His interest in Egyptology was originally inspired by Napoleon's Egyptian Campaigns 1798–1801. Champollion was subsequently made Professor of Egyptology at the Collège de France. In 1828 and 1829, Champollion led the joint Franco-Tuscan expedition to Egypt, together with Ippolito Rosellini, the professor of Oriental Languages at the University of Pisa. He travelled upstream along the Nile and studied an exhaustive number of monuments and inscriptions. The expedition led to a posthumously-published extensive Monuments de l'Egypte et de la Nubie (1845). Unfortunately, Champollion's expedition was blemished by instances of unchecked looting. Most notably, while studying the Valley of the Kings, he irreparably damaged KV17, the tomb of Seti I, by physically removing two large wall sections with mirror-image scenes. The scenes are now in the collections of the Louvre and the museum of Florence.
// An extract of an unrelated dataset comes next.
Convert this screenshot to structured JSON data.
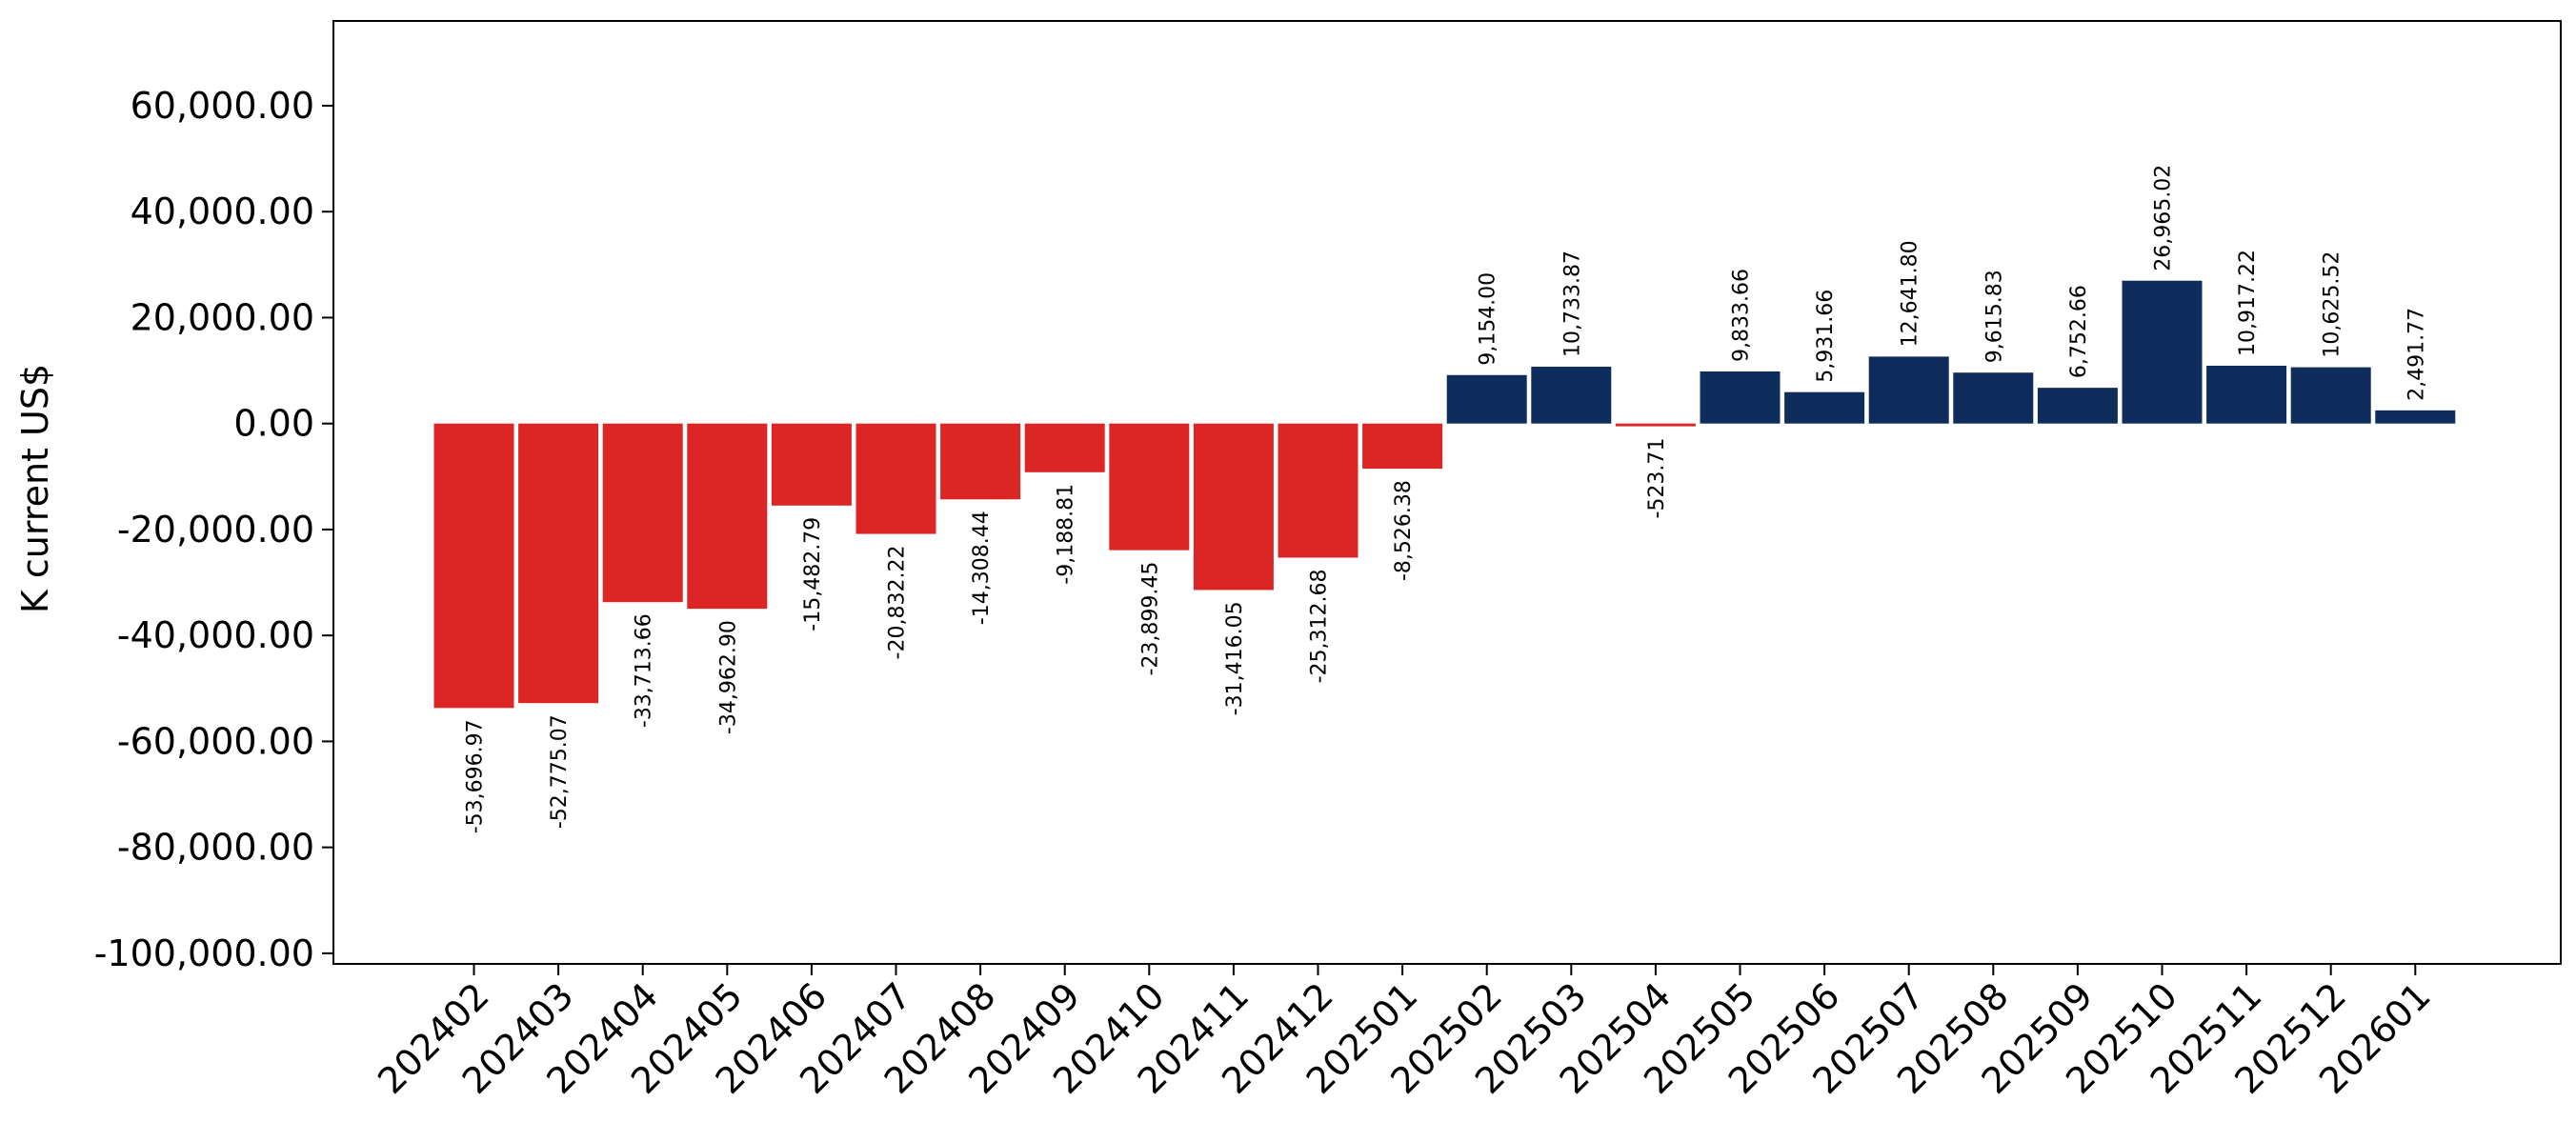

Exhausted by his labours during and after his scientific expedition to Egypt, Champollion died of an apoplectic attack in Paris in 1832 at the age of 41 and is buried in the Père Lachaise cemetery. His elder brother, Jacques Joseph Champollion-Figeac edited certain of his works; Jacques Joseph's son, Aimé-Louis (1812–1894), wrote a biography of the two brothers.
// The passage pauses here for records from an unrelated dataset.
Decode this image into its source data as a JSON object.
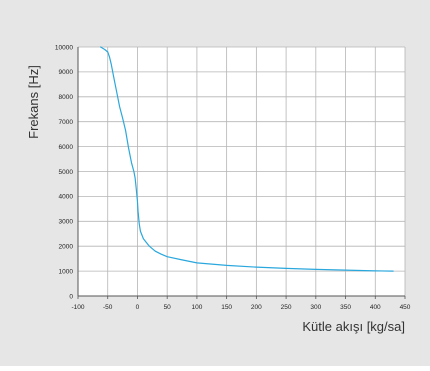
{
  "colors": {
    "background": "#e6e6e6",
    "plot_background": "#ffffff",
    "grid": "#b5b5b5",
    "axis": "#555555",
    "series": "#2aa7dd"
  },
  "chart_data": {
    "type": "line",
    "title": "",
    "xlabel": "Kütle akışı [kg/sa]",
    "ylabel": "Frekans [Hz]",
    "xlim": [
      -100,
      450
    ],
    "ylim": [
      0,
      10000
    ],
    "xticks": [
      -100,
      -50,
      0,
      50,
      100,
      150,
      200,
      250,
      300,
      350,
      400,
      450
    ],
    "yticks": [
      0,
      1000,
      2000,
      3000,
      4000,
      5000,
      6000,
      7000,
      8000,
      9000,
      10000
    ],
    "grid": true,
    "legend": "none",
    "series": [
      {
        "x": [
          -62,
          -55,
          -50,
          -47,
          -44,
          -40,
          -35,
          -30,
          -25,
          -20,
          -15,
          -10,
          -6,
          -4,
          -2,
          0,
          1,
          3,
          5,
          10,
          15,
          20,
          30,
          40,
          50,
          75,
          100,
          150,
          200,
          250,
          300,
          350,
          400,
          430
        ],
        "y": [
          10000,
          9900,
          9800,
          9600,
          9300,
          8800,
          8200,
          7600,
          7150,
          6650,
          5950,
          5350,
          5000,
          4750,
          4300,
          3800,
          3400,
          2900,
          2600,
          2300,
          2150,
          2000,
          1800,
          1680,
          1580,
          1450,
          1330,
          1230,
          1160,
          1110,
          1070,
          1040,
          1010,
          1000
        ]
      }
    ]
  }
}
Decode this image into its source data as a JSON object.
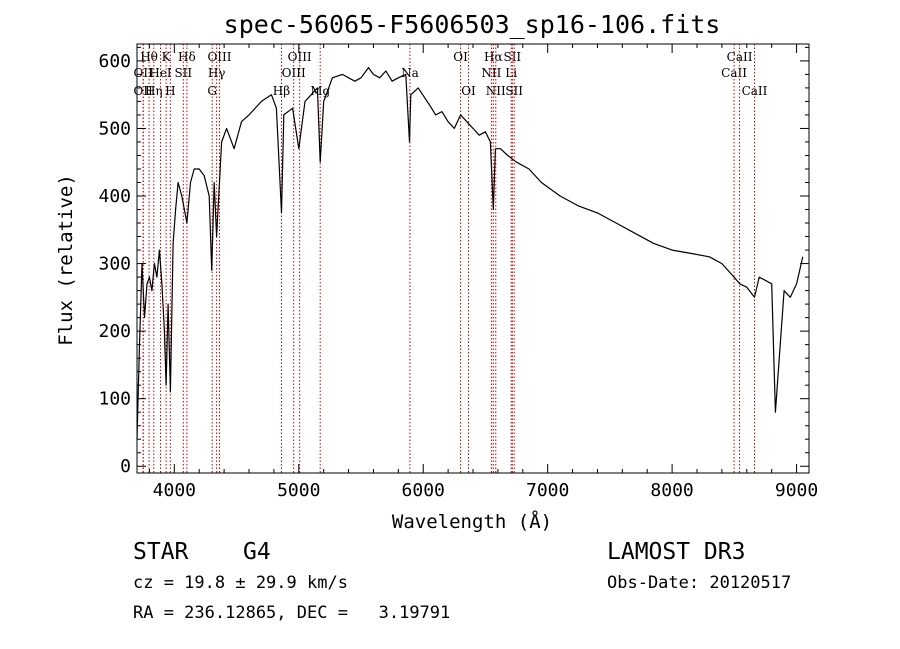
{
  "chart_data": {
    "type": "line",
    "title": "spec-56065-F5606503_sp16-106.fits",
    "xlabel": "Wavelength (Å)",
    "ylabel": "Flux (relative)",
    "xlim": [
      3700,
      9100
    ],
    "ylim": [
      -10,
      625
    ],
    "x_ticks": [
      4000,
      5000,
      6000,
      7000,
      8000,
      9000
    ],
    "y_ticks": [
      0,
      100,
      200,
      300,
      400,
      500,
      600
    ],
    "series": [
      {
        "name": "spectrum",
        "x": [
          3700,
          3720,
          3740,
          3760,
          3780,
          3800,
          3820,
          3840,
          3860,
          3880,
          3900,
          3920,
          3934,
          3950,
          3968,
          3990,
          4010,
          4030,
          4060,
          4101,
          4130,
          4160,
          4200,
          4240,
          4280,
          4300,
          4320,
          4340,
          4380,
          4420,
          4480,
          4540,
          4600,
          4700,
          4780,
          4820,
          4861,
          4880,
          4950,
          5000,
          5050,
          5100,
          5150,
          5172,
          5200,
          5270,
          5350,
          5450,
          5500,
          5560,
          5600,
          5650,
          5700,
          5750,
          5800,
          5860,
          5890,
          5900,
          5960,
          6050,
          6100,
          6150,
          6200,
          6250,
          6300,
          6350,
          6400,
          6450,
          6500,
          6540,
          6563,
          6580,
          6620,
          6680,
          6750,
          6850,
          6950,
          7100,
          7250,
          7400,
          7550,
          7700,
          7850,
          8000,
          8150,
          8300,
          8400,
          8498,
          8542,
          8600,
          8662,
          8700,
          8800,
          8830,
          8900,
          8950,
          9000,
          9050
        ],
        "y": [
          40,
          180,
          300,
          220,
          270,
          280,
          260,
          300,
          280,
          320,
          270,
          200,
          120,
          240,
          110,
          330,
          380,
          420,
          400,
          360,
          420,
          440,
          440,
          430,
          400,
          290,
          420,
          340,
          480,
          500,
          470,
          510,
          520,
          540,
          550,
          530,
          375,
          520,
          530,
          470,
          540,
          550,
          560,
          450,
          540,
          575,
          580,
          570,
          575,
          590,
          580,
          575,
          585,
          570,
          575,
          580,
          480,
          550,
          560,
          535,
          520,
          525,
          510,
          500,
          520,
          510,
          500,
          490,
          495,
          480,
          380,
          470,
          470,
          460,
          450,
          440,
          420,
          400,
          385,
          375,
          360,
          345,
          330,
          320,
          315,
          310,
          300,
          280,
          270,
          265,
          250,
          280,
          270,
          80,
          260,
          250,
          270,
          310
        ]
      }
    ],
    "line_markers": [
      {
        "x": 3750,
        "label": "OII",
        "row": 2
      },
      {
        "x": 3750,
        "label": "OII",
        "row": 1
      },
      {
        "x": 3797,
        "label": "Hθ",
        "row": 0
      },
      {
        "x": 3835,
        "label": "Hη",
        "row": 2
      },
      {
        "x": 3889,
        "label": "HeI",
        "row": 1
      },
      {
        "x": 3934,
        "label": "K",
        "row": 0
      },
      {
        "x": 3968,
        "label": "H",
        "row": 2
      },
      {
        "x": 4072,
        "label": "SII",
        "row": 1
      },
      {
        "x": 4101,
        "label": "Hδ",
        "row": 0
      },
      {
        "x": 4304,
        "label": "G",
        "row": 2
      },
      {
        "x": 4340,
        "label": "Hγ",
        "row": 1
      },
      {
        "x": 4363,
        "label": "OIII",
        "row": 0
      },
      {
        "x": 4861,
        "label": "Hβ",
        "row": 2
      },
      {
        "x": 4959,
        "label": "OIII",
        "row": 1
      },
      {
        "x": 5007,
        "label": "OIII",
        "row": 0
      },
      {
        "x": 5172,
        "label": "Mg",
        "row": 2
      },
      {
        "x": 5893,
        "label": "Na",
        "row": 1
      },
      {
        "x": 6300,
        "label": "OI",
        "row": 0
      },
      {
        "x": 6364,
        "label": "OI",
        "row": 2
      },
      {
        "x": 6548,
        "label": "NII",
        "row": 1
      },
      {
        "x": 6563,
        "label": "Hα",
        "row": 0
      },
      {
        "x": 6583,
        "label": "NII",
        "row": 2
      },
      {
        "x": 6707,
        "label": "Li",
        "row": 1
      },
      {
        "x": 6716,
        "label": "SII",
        "row": 0
      },
      {
        "x": 6731,
        "label": "SII",
        "row": 2
      },
      {
        "x": 8498,
        "label": "CaII",
        "row": 1
      },
      {
        "x": 8542,
        "label": "CaII",
        "row": 0
      },
      {
        "x": 8662,
        "label": "CaII",
        "row": 2
      }
    ]
  },
  "info": {
    "object_class": "STAR",
    "subclass": "G4",
    "survey": "LAMOST DR3",
    "cz": "cz = 19.8 ± 29.9 km/s",
    "obs_date": "Obs-Date: 20120517",
    "coords": "RA = 236.12865, DEC =   3.19791"
  },
  "colors": {
    "line_marker": "#cc0000",
    "spectrum": "#000000"
  }
}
Young was also one of the first who tried to decipher Egyptian hieroglyphs, and was himself based on the works by Akerblad who built up a demotic alphabet of 29 letters. But Akerblad believed that demotic was entirely phonetic or alphabetic and was wrong. Young felt that, and by 1814 he had completely translated the "enchorial" (demotic, in modern terms) text of the Rosetta Stone (he had a list with 86 demotic words), and then studied the hieroglyphic alphabet and make some good work but failed to recognise that demotic and hieroglyphic texts were paraphrases and not simple translations. In 1823 he published an Account of the Recent Discoveries in Hieroglyphic Literature and Egyptian Antiquities. Some of Young's conclusions appeared in the famous article "Egypt" he wrote for the 1818 edition of the Encyclopædia Britannica.
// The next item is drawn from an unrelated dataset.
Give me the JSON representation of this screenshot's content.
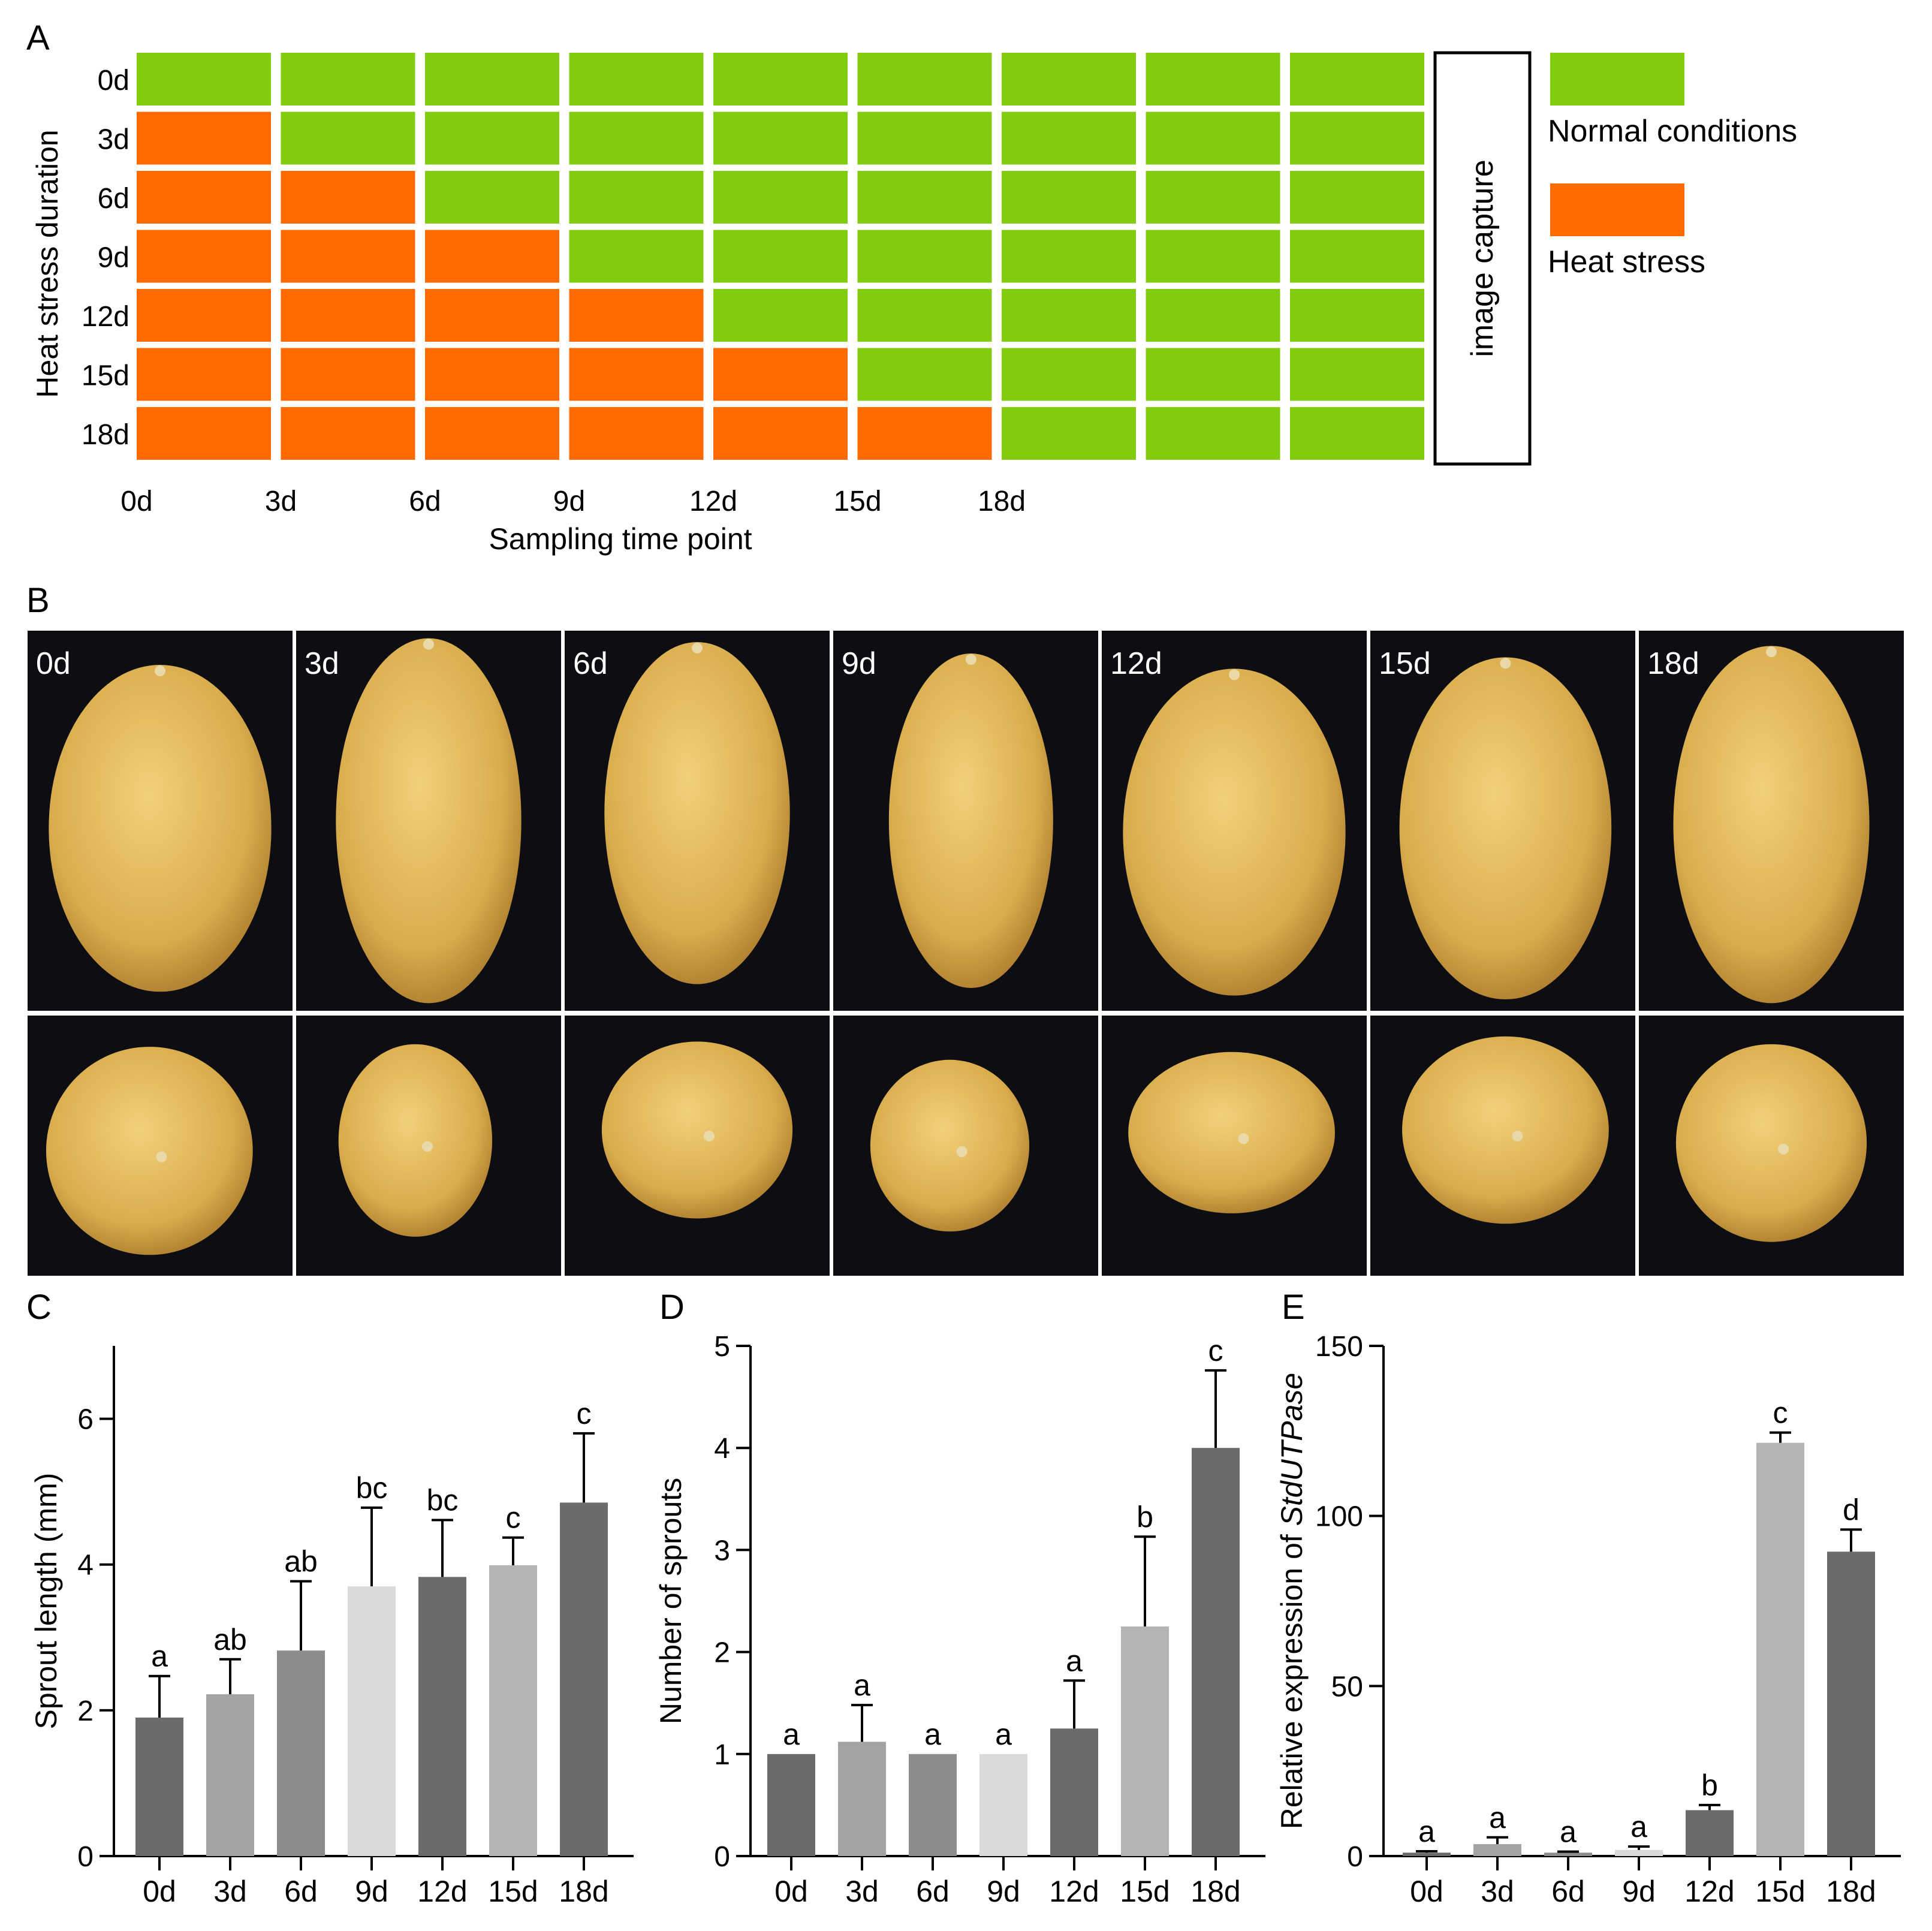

When Champollion published his translation of the hieroglyphs, Young praised his work but also stated that Champollion had based his system on Young's articles and tried to have his part recognized. Champollion, however, was unwilling to share the credit. In the forthcoming schism, strongly motivated by the political tensions of that time, the British supported Young and the French Champollion. Champollion, whose complete understanding of the hieroglyphic grammar showed the mistakes made by Young, maintained that he had deciphered alone the hieroglyphs. However, after 1826, he did offer Young access to demotic manuscripts in the Louvre, when he was a curator there.